However, the in the 'mainstream' DC comics, it won't work. The main reason are the facts that they have 'writers' whose egoes are bigger than Mt. Everest
I think Meltzer's telling an interesting JLA story at the moment. What's not to like? There's Starro the Conqueror, Grodd, an ARMY of Red Tornadoes, and a now-intelligent Solomon Grundy. And I've never seen Canary as frightening and formidable anywhere else as she is here. Surely, the female is deadlier than the male.
What's interesting is the pacing as Meltzer tells his story. He's got the sense to have multiple stories going on at the same time: Vixen's mysterious quest, Black Lightning as a trenchcoat-clad detective investigating a drug ring based on the Parasite's blood, Ivo discovering he wants to die, Red Tornado becoming human for the first time, and the three founders working out a new League roster.

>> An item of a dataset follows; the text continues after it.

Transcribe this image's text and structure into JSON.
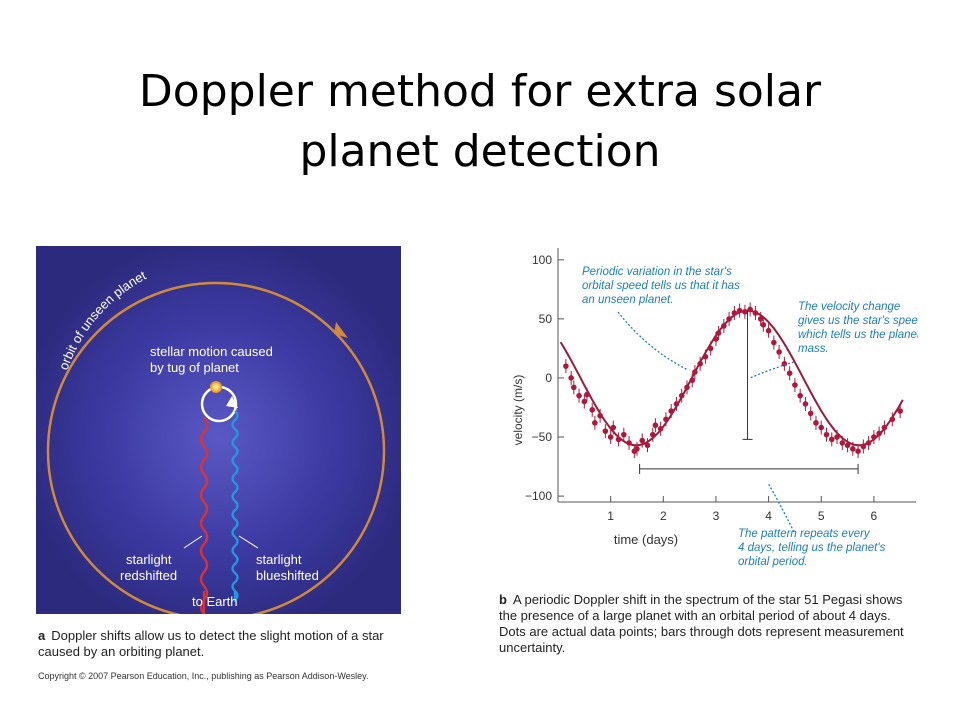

Amazingly, every few pages, Meltzer whips out a surprise. I won't ruin it for anybody that hasn't read the book yet, but every six pages, there's something that totally recontextualizes what's going on. Most comics have one big "surprise" per story arc. Meltzer has two each: the revalation in the DC-Earth there can only be twelve immortals, the new Amazo, the army of Red Tornadoes, the possibility Batman may not be a League member this time around...
Meltzer sure picked a winner with his JLA roster. I hope Black Lightning stays as a trenchcoat-clad, private dick forever. And it looks like the three members I've never liked in JLA, whose participation in the group never made sense: Batman, Aquaman, and John Jones, are not going to be around.
As an aside, I had the pleasure of meeting Brad myself at the Miami Jewish Book Fair. He signed my copy of ARCHER'S QUEST and we talked for five minutes - not about HIS work, but about SECRET SOCIETY OF SUPER-VILLAINS, classic Wein and Englehart JLA, and Maggin's Green Arrow tales.
Brad Meltzer is a cool cat, and he's one of us. He would fit right on this board. In fact, was I hallucinating, or a while back, didn't he actually sign up for an account with our forum?
and Didio's decrees that humor has no part in decent storytelling.
Comedy is hard to pull off right. The best one I can think of is the situation in Star Trek II when Kirk caused the shields around Kahn's ship to lower. The look on Kahn's face....
There was a thread a while back where I made my feelings on "comedy" in superhero comics clear: namely, darkness and human depravity is many, many times the lesser of two evils than so-called "comedy," because at least to have darkness you have to take the character seriously and play it straight.